The children begin to sing. The eldest daughter takes the lead with a soft melody extolling God’s loving faithfulness. She closes her eyes and raises her head to heaven as she sings with a voice of such sweetness that words can’t aptly describe. Her sisters and brothers join in with a hauntingly-beautiful chorus that melts hearts. It is as if time has paused and a glorious window to heaven has opened right there in the living room.
A light rain begins to pitter-patter on the tin roof above our heads. Starting as a gentle drumming it soon reachs its crescendo with a frenzied tympanic array of thumping beats. Still, the singing continues slowly, deeply, harmoniously. The juxtaposition of the angelic aria below and the percussion above creates a surreal moment that captures minds and spirits. The smell of fresh coffee continues to hang in the thickening air.

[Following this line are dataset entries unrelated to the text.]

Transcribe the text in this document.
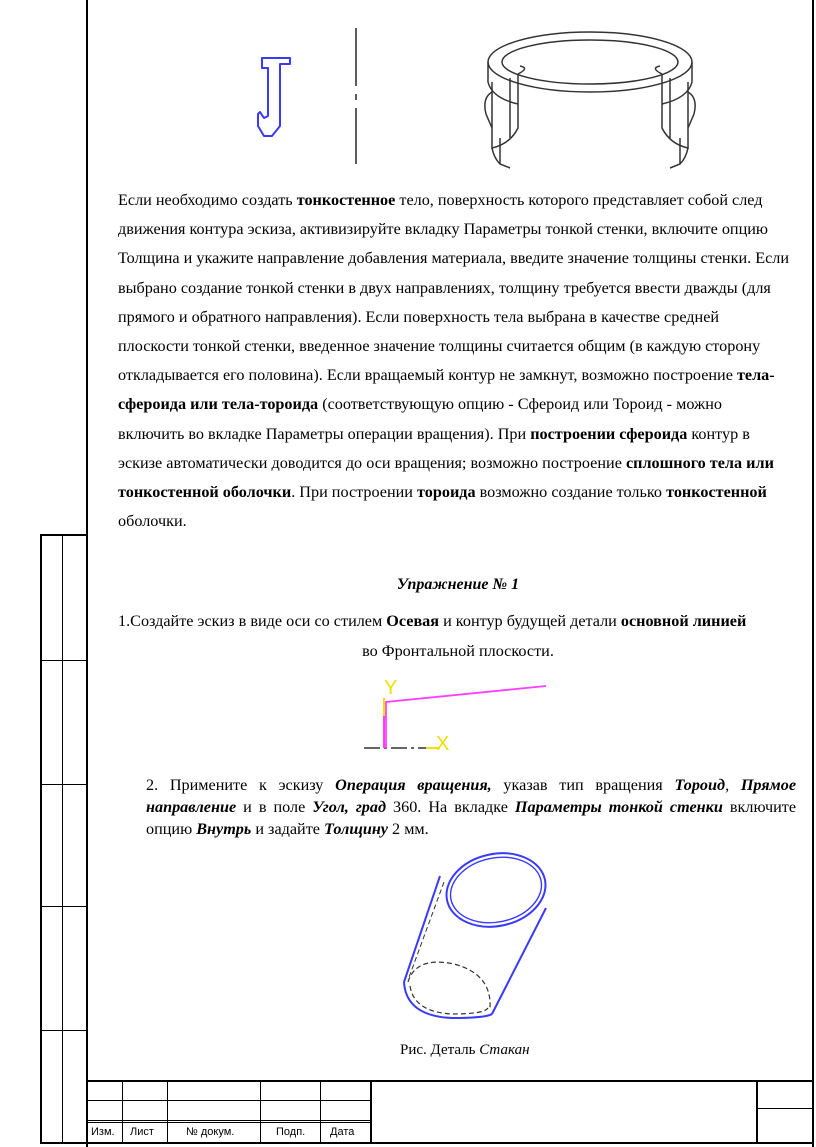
Изм. Лист	№ докум.	Подп. Дата
Если необходимо создать тонкостенное тело, поверхность которого представляет собой след движения контура эскиза, активизируйте вкладку Параметры тонкой стенки, включите опцию Толщина и укажите направление добавления материала, введите значение толщины стенки. Если выбрано создание тонкой стенки в двух направлениях, толщину требуется ввести дважды (для прямого и обратного направления). Если поверхность тела выбрана в качестве средней плоскости тонкой стенки, введенное значение толщины считается общим (в каждую сторону откладывается его половина). Если вращаемый контур не замкнут, возможно построение тела-сфероида или тела-тороида (соответствующую опцию - Сфероид или Тороид - можно включить во вкладке Параметры операции вращения). При построении сфероида контур в эскизе автоматически доводится до оси вращения; возможно построение сплошного тела или тонкостенной оболочки. При построении тороида возможно создание только тонкостенной оболочки.
Упражнение № 1
1.Создайте эскиз в виде оси со стилем Осевая и контур будущей детали основной линией
во Фронтальной плоскости.
Y
X
2. Примените к эскизу Операция вращения, указав тип вращения Тороид, Прямое направление и в поле Угол, град 360. На вкладке Параметры тонкой стенки включите опцию Внутрь и задайте Толщину 2 мм.
Рис. Деталь Стакан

Here, five orphaned children are beating the odds, not only healing and surviving, but bringing others into the very presence of God through their worship and example. Here’ angels were dancing on the rooftop as God’s cherished children sang for Him underneath it, piercing it.
Child-headed households are extremely common in Africa. While these siblings are beating the odds, their circumstances are obviously not ideal. Through local churches in Ethiopia, World Orphans works to help child-headed households find foster parents or to find a church-based children’s home for them to grow up in.